#Un jour, un tweet

Docteur Diego et Mister Maradona

Après avoir raconté les destins d’Ayrton Senna et d'Amy Winehouse, le documentariste Asaf Kapadia s’est penché sur les années napolitaines du joueur argentin

Jusqu’au 25 mai, le hashtag #Cannes2019 sera l’un des plus utilisés sur Twitter. Chaque jour, parmi les milliers de gazouillis générés par le festival, «Le Temps» en retient un, prétexte à parler de Cannes, de sa Croisette, du cinéma, mais pas seulement.

#Un jour, un tweet

Diego Maradona aurait dû venir à Cannes. Las, il a avancé – ou prétexté – une blessure à l’épaule et une défaite mortifiante du club mexicain qu’il entraîne pour se défiler. C’est donc seul qu’Asaf Kapadia a présenté le documentaire qu’il lui a consacré, entièrement monté à partir d’images d’archives et de voix off contemporaines. Après Senna et Amy, sur Ayrton et Winehouse, c’est la première fois que le Britannique se penche sur le destin d’un vivant. Pour l’occasion, pas de simple nom ou prénom: son film s’intitule Diego Maradona.

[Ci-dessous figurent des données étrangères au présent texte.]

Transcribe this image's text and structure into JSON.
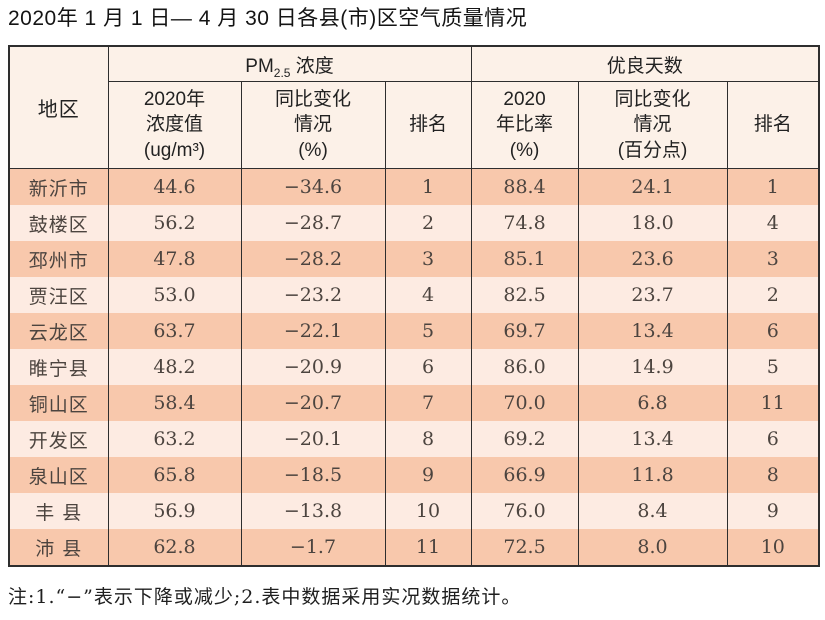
{
  "page": {
    "title": "2020年 1 月 1 日— 4 月 30 日各县(市)区空气质量情况",
    "footnote": "注:1.“−”表示下降或减少;2.表中数据采用实况数据统计。"
  },
  "colors": {
    "row_dark": "#f8c8ac",
    "row_light": "#fdebe2",
    "header_bg": "#fcf1e8",
    "border": "#2e2e2e"
  },
  "table": {
    "corner_header": "地区",
    "groups": [
      {
        "prefix": "PM",
        "subscript": "2.5",
        "suffix": " 浓度"
      },
      {
        "label": "优良天数"
      }
    ],
    "subheaders": [
      "2020年\n浓度值\n(ug/m³)",
      "同比变化\n情况\n(%)",
      "排名",
      "2020\n年比率\n(%)",
      "同比变化\n情况\n(百分点)",
      "排名"
    ],
    "rows": [
      {
        "region": "新沂市",
        "pm_value": "44.6",
        "pm_change": "−34.6",
        "pm_rank": "1",
        "good_ratio": "88.4",
        "good_change": "24.1",
        "good_rank": "1"
      },
      {
        "region": "鼓楼区",
        "pm_value": "56.2",
        "pm_change": "−28.7",
        "pm_rank": "2",
        "good_ratio": "74.8",
        "good_change": "18.0",
        "good_rank": "4"
      },
      {
        "region": "邳州市",
        "pm_value": "47.8",
        "pm_change": "−28.2",
        "pm_rank": "3",
        "good_ratio": "85.1",
        "good_change": "23.6",
        "good_rank": "3"
      },
      {
        "region": "贾汪区",
        "pm_value": "53.0",
        "pm_change": "−23.2",
        "pm_rank": "4",
        "good_ratio": "82.5",
        "good_change": "23.7",
        "good_rank": "2"
      },
      {
        "region": "云龙区",
        "pm_value": "63.7",
        "pm_change": "−22.1",
        "pm_rank": "5",
        "good_ratio": "69.7",
        "good_change": "13.4",
        "good_rank": "6"
      },
      {
        "region": "睢宁县",
        "pm_value": "48.2",
        "pm_change": "−20.9",
        "pm_rank": "6",
        "good_ratio": "86.0",
        "good_change": "14.9",
        "good_rank": "5"
      },
      {
        "region": "铜山区",
        "pm_value": "58.4",
        "pm_change": "−20.7",
        "pm_rank": "7",
        "good_ratio": "70.0",
        "good_change": "6.8",
        "good_rank": "11"
      },
      {
        "region": "开发区",
        "pm_value": "63.2",
        "pm_change": "−20.1",
        "pm_rank": "8",
        "good_ratio": "69.2",
        "good_change": "13.4",
        "good_rank": "6"
      },
      {
        "region": "泉山区",
        "pm_value": "65.8",
        "pm_change": "−18.5",
        "pm_rank": "9",
        "good_ratio": "66.9",
        "good_change": "11.8",
        "good_rank": "8"
      },
      {
        "region": "丰 县",
        "pm_value": "56.9",
        "pm_change": "−13.8",
        "pm_rank": "10",
        "good_ratio": "76.0",
        "good_change": "8.4",
        "good_rank": "9"
      },
      {
        "region": "沛 县",
        "pm_value": "62.8",
        "pm_change": "−1.7",
        "pm_rank": "11",
        "good_ratio": "72.5",
        "good_change": "8.0",
        "good_rank": "10"
      }
    ]
  },
  "chart_data": {
    "type": "table",
    "title": "2020年1月1日—4月30日各县(市)区空气质量情况",
    "columns": [
      "地区",
      "PM2.5浓度 2020年浓度值(ug/m³)",
      "PM2.5浓度 同比变化情况(%)",
      "PM2.5浓度 排名",
      "优良天数 2020年比率(%)",
      "优良天数 同比变化情况(百分点)",
      "优良天数 排名"
    ],
    "rows": [
      [
        "新沂市",
        44.6,
        -34.6,
        1,
        88.4,
        24.1,
        1
      ],
      [
        "鼓楼区",
        56.2,
        -28.7,
        2,
        74.8,
        18.0,
        4
      ],
      [
        "邳州市",
        47.8,
        -28.2,
        3,
        85.1,
        23.6,
        3
      ],
      [
        "贾汪区",
        53.0,
        -23.2,
        4,
        82.5,
        23.7,
        2
      ],
      [
        "云龙区",
        63.7,
        -22.1,
        5,
        69.7,
        13.4,
        6
      ],
      [
        "睢宁县",
        48.2,
        -20.9,
        6,
        86.0,
        14.9,
        5
      ],
      [
        "铜山区",
        58.4,
        -20.7,
        7,
        70.0,
        6.8,
        11
      ],
      [
        "开发区",
        63.2,
        -20.1,
        8,
        69.2,
        13.4,
        6
      ],
      [
        "泉山区",
        65.8,
        -18.5,
        9,
        66.9,
        11.8,
        8
      ],
      [
        "丰县",
        56.9,
        -13.8,
        10,
        76.0,
        8.4,
        9
      ],
      [
        "沛县",
        62.8,
        -1.7,
        11,
        72.5,
        8.0,
        10
      ]
    ]
  }
}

L’essentiel du récit est logiquement consacré aux sept saisons que l’Argentin aura passées au SSC Naples, club auquel il offrira les deux seuls titres de champion d’Italie de son histoire. A son arrivée, le numéro 10 avait été accueilli par 85 000 spectateurs dans un stade au bord de l’implosion. On l’attendait en messie, il deviendra un dieu. Mais lorsqu’il quittera Naples, personne pour le saluer. L’Italie ne lui avait pas pardonné d’avoir éliminé la Squadra Azzura en demi-finale de «sa» Coupe du monde, en 1990. Lors d’un match sous tension qui s’était joué… à Naples.

Diego Maradona est le récit d’une réussite, celle d’un gosse des bidonvilles devenu le plus grand joueur du monde. Mais aussi d’une déchéance, celle d’un homme psychologiquement inapte à gérer autant de pression, qui sera condamné à rester à Naples alors qu’il voulait être libéré de son contrat, et qui sombrera dans la cocaïne tout en devenant malgré lui un protégé de la Camorra. Diego le surdoué du ballon rond contre Maradona le provocateur ingérable. Voilà un beau personnage tragique qui, un jour ou l’autre, devrait logiquement avoir droit à son biopic.